Hooker Professor of Botany, University of Glasgow
- Incumbent
- Assumed office 1993

Personal details
- Born: Richard John Cogdell 4 February 1949 (age 77)

= Richard Cogdell =

British scientist

Richard John Cogdell (born 4 February 1949) is a British plant molecular biologist who holds the Hooker Chair of Botany at the University of Glasgow. Cogdell is the director of Glasgow Biomedical Research Centre, with a principal research interest in the structure and function of purple bacterial photosynthetic membrane proteins. Cogdell has authored over 250 peer-reviewed journal articles, and was a member of the Council of the BBSRC from 2014 to 2018.

==Education==
Cogdell was educated at Royal Grammar School, Guildford and the University of Bristol where he studied biochemistry obtaining a BSc in 1970 and a PhD in 1973.

==Career==
From 1973 to 1975 Cogdell carried out postdoctoral research at Cornell University and University of Washington and was a lecturer in botany at the University of Glasgow from 1975 to 1978. He was a visiting professor at UCLA in 1979 and the University of Paris-Sud in 2004. From 2007 to 2007 he was adjunct professor at the Chinese Academy of Sciences' Institute of Biophysics in Beijing.

Cogdell's primary research interest is in the early events of bacterial photosynthesis, specifically on the involvement of pigment-protein complexes in light harvesting and energy transfer using protein crystallography and various methods of spectroscopy. His collaboration with other related groups culminated in a 1995 scientific paper describing the three dimensional structure of a light-harvesting complex from the bacterium, Rhodopseudomas acidophila. Subsequent collaborations with physics and chemistry research teams have led to a more complete understanding of the various energy transfer reactions involved in light harvesting.
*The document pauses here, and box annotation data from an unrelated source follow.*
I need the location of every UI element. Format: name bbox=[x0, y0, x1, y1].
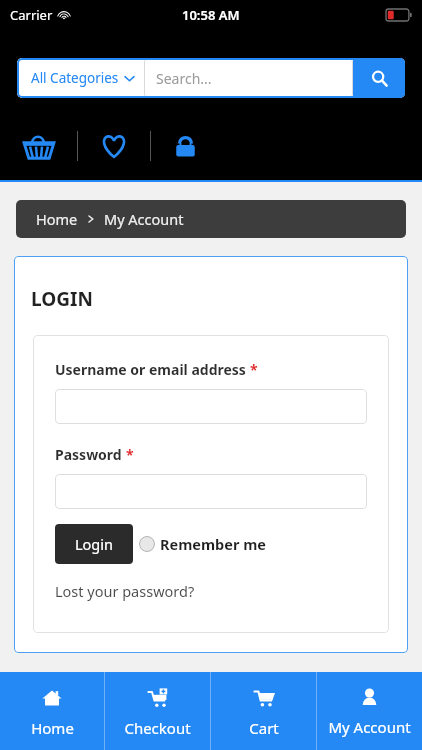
button[interactable]: Lost your password? bbox=[55, 581, 195, 601]
button[interactable]: Remember me bbox=[139, 534, 266, 554]
button[interactable]: Login bbox=[165, 126, 205, 166]
staticText: Remember me bbox=[160, 534, 266, 554]
staticText: LOGIN bbox=[31, 286, 93, 312]
staticText: Carrier bbox=[10, 6, 53, 24]
staticText: Home bbox=[36, 209, 78, 229]
button[interactable]: Cart bbox=[211, 672, 316, 750]
button[interactable] bbox=[55, 474, 367, 509]
staticText: Username or email address bbox=[55, 360, 246, 379]
button[interactable]: Checkout bbox=[105, 672, 210, 750]
button[interactable] bbox=[55, 389, 367, 424]
staticText: Password bbox=[55, 445, 122, 464]
staticText: Login bbox=[75, 534, 113, 554]
staticText: My Account bbox=[104, 209, 184, 229]
staticText: Lost your password? bbox=[55, 581, 195, 601]
button[interactable]: Wishlist bbox=[94, 126, 134, 166]
button[interactable]: Search bbox=[353, 58, 405, 98]
staticText: * bbox=[250, 360, 258, 379]
button[interactable]: Cart bbox=[17, 124, 61, 168]
button[interactable]: My Account bbox=[317, 672, 422, 750]
staticText: * bbox=[126, 445, 134, 464]
staticText: 10:58 AM bbox=[182, 6, 240, 24]
staticText: Home bbox=[31, 718, 74, 738]
button[interactable]: Home bbox=[16, 200, 406, 238]
staticText: All Categories bbox=[31, 69, 119, 87]
button[interactable]: All Categories bbox=[17, 58, 144, 98]
button[interactable]: Login bbox=[55, 524, 133, 564]
staticText: Search... bbox=[156, 69, 212, 88]
button[interactable]: Search... bbox=[144, 58, 353, 98]
staticText: Cart bbox=[249, 718, 279, 738]
staticText: Checkout bbox=[124, 718, 191, 738]
button[interactable]: Home bbox=[0, 672, 104, 750]
staticText: My Account bbox=[328, 717, 411, 737]
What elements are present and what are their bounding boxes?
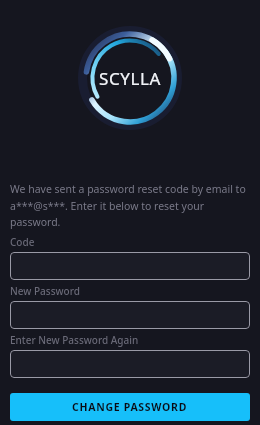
staticText: New Password — [10, 284, 80, 298]
button[interactable]: Confirm new password input — [10, 350, 250, 378]
button[interactable]: New password input — [10, 301, 250, 329]
button[interactable]: Code input — [10, 252, 250, 280]
staticText: SCYLLA — [99, 67, 161, 90]
staticText: We have sent a password reset code by em… — [10, 182, 250, 229]
staticText: Code — [10, 235, 35, 249]
button[interactable]: CHANGE PASSWORD — [10, 393, 250, 421]
staticText: Enter New Password Again — [10, 333, 139, 347]
staticText: CHANGE PASSWORD — [72, 400, 188, 414]
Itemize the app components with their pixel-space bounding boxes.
He is now exploring the potential applications of these discoveries to the production of fuels using sunlight and founded the Glasgow Solar Fuels Initiative with Leroy Cronin in Glasgow to coordinate the work of other research groups within Glasgow University and others in the US, Japan, Germany, Italy and Poland.

Cogdell has been Editor-in-Chief of the Royal Society journal Journal of the Royal Society Interface since 2019.

==Awards and honours==
Cogdell was elected a Fellow of the Royal Society in 2007 His citation reads as follows:

Richard Cogdell's research has investigated the structure and function of bacterial reaction centres and light-harvesting complexes. In both areas he has made seminal contributions. He was the first to show that in reaction centres ubiquinone was the primary electron acceptor, that bacteriopheophytin was the intermediate electron acceptor and how carotenoid triplet formation photoprotects. More recently his determination of the crystal structure of the LH2 antenna complex has completely changed ideas of the mechanisms photosynthetic energy transfer, and induced many physicists and chemists to study this complex. This new structure of the RC-LH1 'core' complex is likely to be just as influential.

He was elected a Fellow of the Royal Society of Edinburgh in 1991 and he is also a Fellow of the Royal Society of Biology.